The remaining three folders each contain the same set of files, and all correspond to the analysis of the crinoid targeted exon-capture data. Each of the folders contains files corresponding to the data (and results drawn from them) encoded as either amino acids ('targeted_exon_capture_AA.zip'), nucleotides ('targeted_exon_capture_DNA.zip'), or nucleotides with third positions removed to limit the extent of saturation ('targeted_exon_capture_DNA_trimmed.zip'). The files contained within each are:
- A phylogenetic tree in newick format (.tre file extension) beginning with the name 'alltrees' which include all the phylogenetic trees inferred individually from each locus. These were obtained using the phylogenomic inference pipeline ParGenes v.1.2.0. Support values were estimated using 100 replicates of non-parametric bootstrap and are placed as node labels.
- A phylogenetic tree in newick format (.tre file extension) beginning with the name 'ASTRAL' which includes the species tree reconstructed using ASTRAL-IV based on the aforementioned gene trees. Support values (local posterior probabilities) are placed as node labels. Nodes in the gene trees with support values < 10% were first imported into R and collapsed using functions from packages phangorn and ips.
- A phylogenetic tree in newick format (.tre file extension) beginning with the name 'IQTREE' which includes the species tree reconstructed using IQ-TREE2 using a best-fit merged partitioned model and 1,000 replicates of ultrafast bootstrap (placed as node values).

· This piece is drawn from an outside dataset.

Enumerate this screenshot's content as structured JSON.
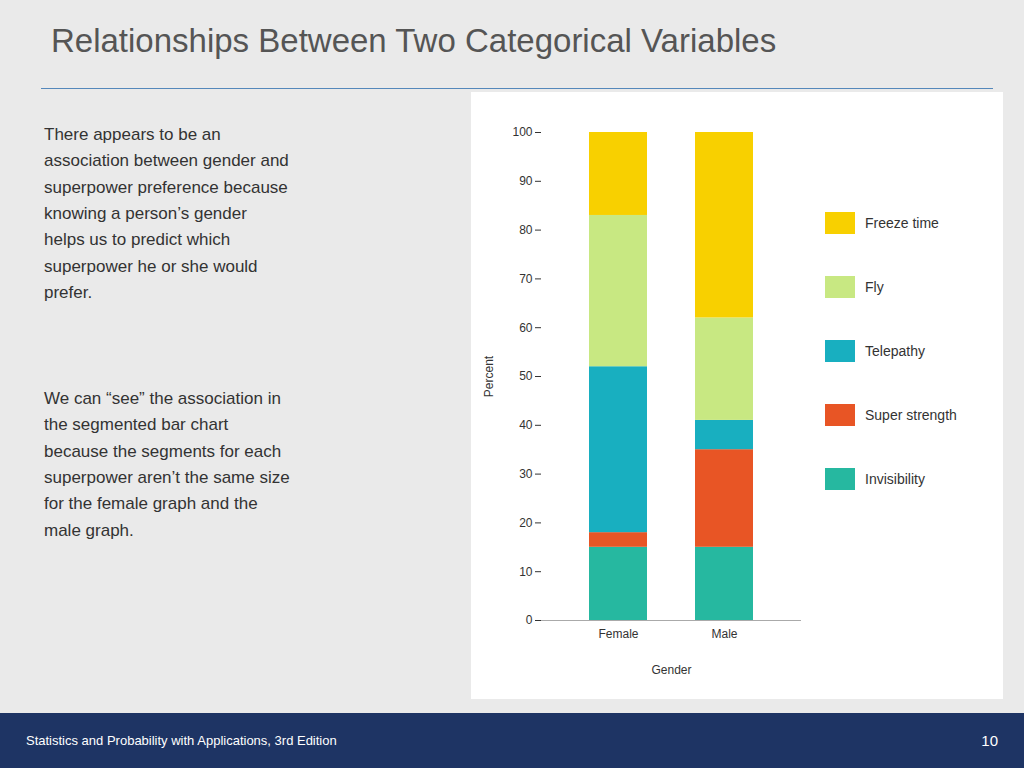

- The corresponding concatentated supermatrix in FASTA format (.fa file extension).
- The corresponding RAxML-style partition file (.txt file extension).
Sharing/Access information
Software used to generate these files include:
- Dos Reis M. & Yang Z. 2011. Approximate likelihood calculation on a phylogeny for Bayesian estimation of divergence times. Molecular biology and evolution, 28: 2161-2172.
- Dunn C.W., Howison M. & Zapata F. 2013. Agalma: an automated phylogenomics workflow. BMC bioinformatics, 14: 330.
- Heibl C. 2008. IPS: R language interfaces to diverse phylogenetic software packages. http://www.christophheibl.de/Rpackages.html.
- Minh B.Q., Schmidt H.A., Chernomor O., Schrempf D., Woodhams M.D., von Haeseler A. & Lanfear R. 2020. IQ-TREE 2: New Models and Efficient Methods for Phylogenetic Inference in the Genomic Era. Molecular Biology and Evolution, 37: 1530–1534.
- Mongiardino Koch N. 2021. Phylogenomic subsampling and the search for phylogenetically reliable loci. Molecular Biology and Evolution, 38: 4025-4038.
- Morel B., Kozlov A.M. & Stamatakis A. 2018. ParGenes: a tool for massively parallel model selection and phylogenetic tree inference on thousands of genes. Bioinformatics, 35: 1771-1773.
- R Core Team. 2024. R: A Language and Environment for Statistical Computing. R Foundation for Statistical Computing, Vienna, Austria. https://www.R-project.org/
- Schliep K.P. 2011. phangorn: phylogenetic analysis in R. Bioinformatics, 27: 592-593.
- Zhang C., Nielsen R. & Mirarab S. 2025. ASTER: A Package for Large-Scale Phylogenomic Reconstructions. Molecular Biology and Evolution, 42: msaf172.